The Prinos project stands out in a European context where permitting remains a bottleneck. It is the first CO₂ storage development in the Mediterranean to secure both environmental and storage permits, and one of a limited number across Europe to reach that stage. Its inclusion on the European Union’s Projects of Common Interest list and access to funding from the Connecting Europe Facility and Greece’s Recovery and Resilience Facility reflect its strategic role in regional decarbonization planning.
Kent’s FEED scope focuses on the design of an integrated CO₂ handling and storage system centered around the Prinos basin in Northern Greece. The infrastructure will receive liquefied CO₂ transported by ship from dispersed industrial emitters, underscoring a growing reliance on maritime logistics to aggregate emissions in regions without dense pipeline networks. At the onshore Sigma plant near Kavala, the CO₂ will be temporarily stored and conditioned before being pumped through a new subsea pipeline to an offshore injection platform.
The storage concept utilizes a saline aquifer beneath the existing Prinos hydrocarbon reservoir, reflecting a broader European trend toward repurposing legacy oil and gas infrastructure for carbon storage. This approach can reduce development timelines and capital expenditure, but it also introduces technical and regulatory complexities related to long-term monitoring, reservoir integrity, and liability frameworks.
At 2.8 million tonnes annually, the planned capacity remains modest relative to Europe’s projected carbon capture needs. The European Commission has indicated that hundreds of millions of tonnes of CO₂ storage capacity will be required annually by mid-century to meet climate targets. This creates a scaling challenge, particularly in regions like Southern and Eastern Europe where storage projects are still in early stages compared to the North Sea basin.
The reliance on ship-based CO₂ transport highlights both flexibility and constraints.
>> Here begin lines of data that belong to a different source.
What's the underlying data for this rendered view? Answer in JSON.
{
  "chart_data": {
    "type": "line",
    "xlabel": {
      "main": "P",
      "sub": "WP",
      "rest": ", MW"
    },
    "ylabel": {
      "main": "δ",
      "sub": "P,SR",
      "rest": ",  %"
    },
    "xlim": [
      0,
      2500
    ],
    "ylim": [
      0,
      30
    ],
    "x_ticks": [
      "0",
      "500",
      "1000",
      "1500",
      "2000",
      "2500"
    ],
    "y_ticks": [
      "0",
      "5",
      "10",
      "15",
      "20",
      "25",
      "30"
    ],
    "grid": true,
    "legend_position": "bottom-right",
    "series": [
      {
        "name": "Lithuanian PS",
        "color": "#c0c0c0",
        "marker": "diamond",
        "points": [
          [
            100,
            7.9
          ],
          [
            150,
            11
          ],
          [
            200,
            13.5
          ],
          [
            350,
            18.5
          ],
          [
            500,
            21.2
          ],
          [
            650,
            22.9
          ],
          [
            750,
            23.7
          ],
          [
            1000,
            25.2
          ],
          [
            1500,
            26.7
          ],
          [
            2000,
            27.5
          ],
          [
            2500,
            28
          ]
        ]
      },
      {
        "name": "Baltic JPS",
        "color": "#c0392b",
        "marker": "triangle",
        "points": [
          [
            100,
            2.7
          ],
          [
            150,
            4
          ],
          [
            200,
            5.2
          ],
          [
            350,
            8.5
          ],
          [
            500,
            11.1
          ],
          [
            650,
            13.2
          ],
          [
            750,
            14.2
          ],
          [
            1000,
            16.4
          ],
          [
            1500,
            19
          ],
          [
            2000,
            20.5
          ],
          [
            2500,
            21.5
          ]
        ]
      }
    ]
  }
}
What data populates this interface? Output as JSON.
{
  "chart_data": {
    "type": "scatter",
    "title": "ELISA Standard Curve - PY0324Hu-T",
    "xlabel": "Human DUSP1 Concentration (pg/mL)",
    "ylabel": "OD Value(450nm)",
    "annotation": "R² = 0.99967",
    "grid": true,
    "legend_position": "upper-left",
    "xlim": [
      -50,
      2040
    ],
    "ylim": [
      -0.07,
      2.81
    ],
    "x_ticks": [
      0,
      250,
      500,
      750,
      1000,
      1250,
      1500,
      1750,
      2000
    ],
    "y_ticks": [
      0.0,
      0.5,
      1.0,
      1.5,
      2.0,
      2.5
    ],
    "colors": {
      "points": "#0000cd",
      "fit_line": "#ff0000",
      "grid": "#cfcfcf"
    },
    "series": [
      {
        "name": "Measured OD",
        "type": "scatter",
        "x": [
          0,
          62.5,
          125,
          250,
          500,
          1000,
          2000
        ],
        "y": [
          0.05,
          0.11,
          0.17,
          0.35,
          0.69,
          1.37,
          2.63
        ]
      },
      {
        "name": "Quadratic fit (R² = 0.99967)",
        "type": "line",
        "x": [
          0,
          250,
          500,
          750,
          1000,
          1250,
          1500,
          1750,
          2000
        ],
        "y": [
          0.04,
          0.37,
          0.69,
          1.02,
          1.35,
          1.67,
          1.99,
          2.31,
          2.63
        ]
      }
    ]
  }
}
Maritime solutions allow access to storage sites across national boundaries, but they introduce additional costs and logistical dependencies compared to pipeline networks. For emitters in Southeastern Europe, where industrial clusters are less concentrated, this model may be necessary to unlock early CCS deployment, though its economic competitiveness will depend on carbon pricing and policy support.
The Prinos project’s progress also reflects a broader shift in EU funding priorities toward enabling cross-border carbon infrastructure. By integrating shipping, onshore handling, and offshore injection, the development aligns with emerging CO₂ value chain models that aim to connect emitters without direct storage access to viable sequestration sites. However, the long-term viability of such systems will depend on consistent regulatory frameworks, stable funding mechanisms, and the ability to scale beyond initial demonstration volumes.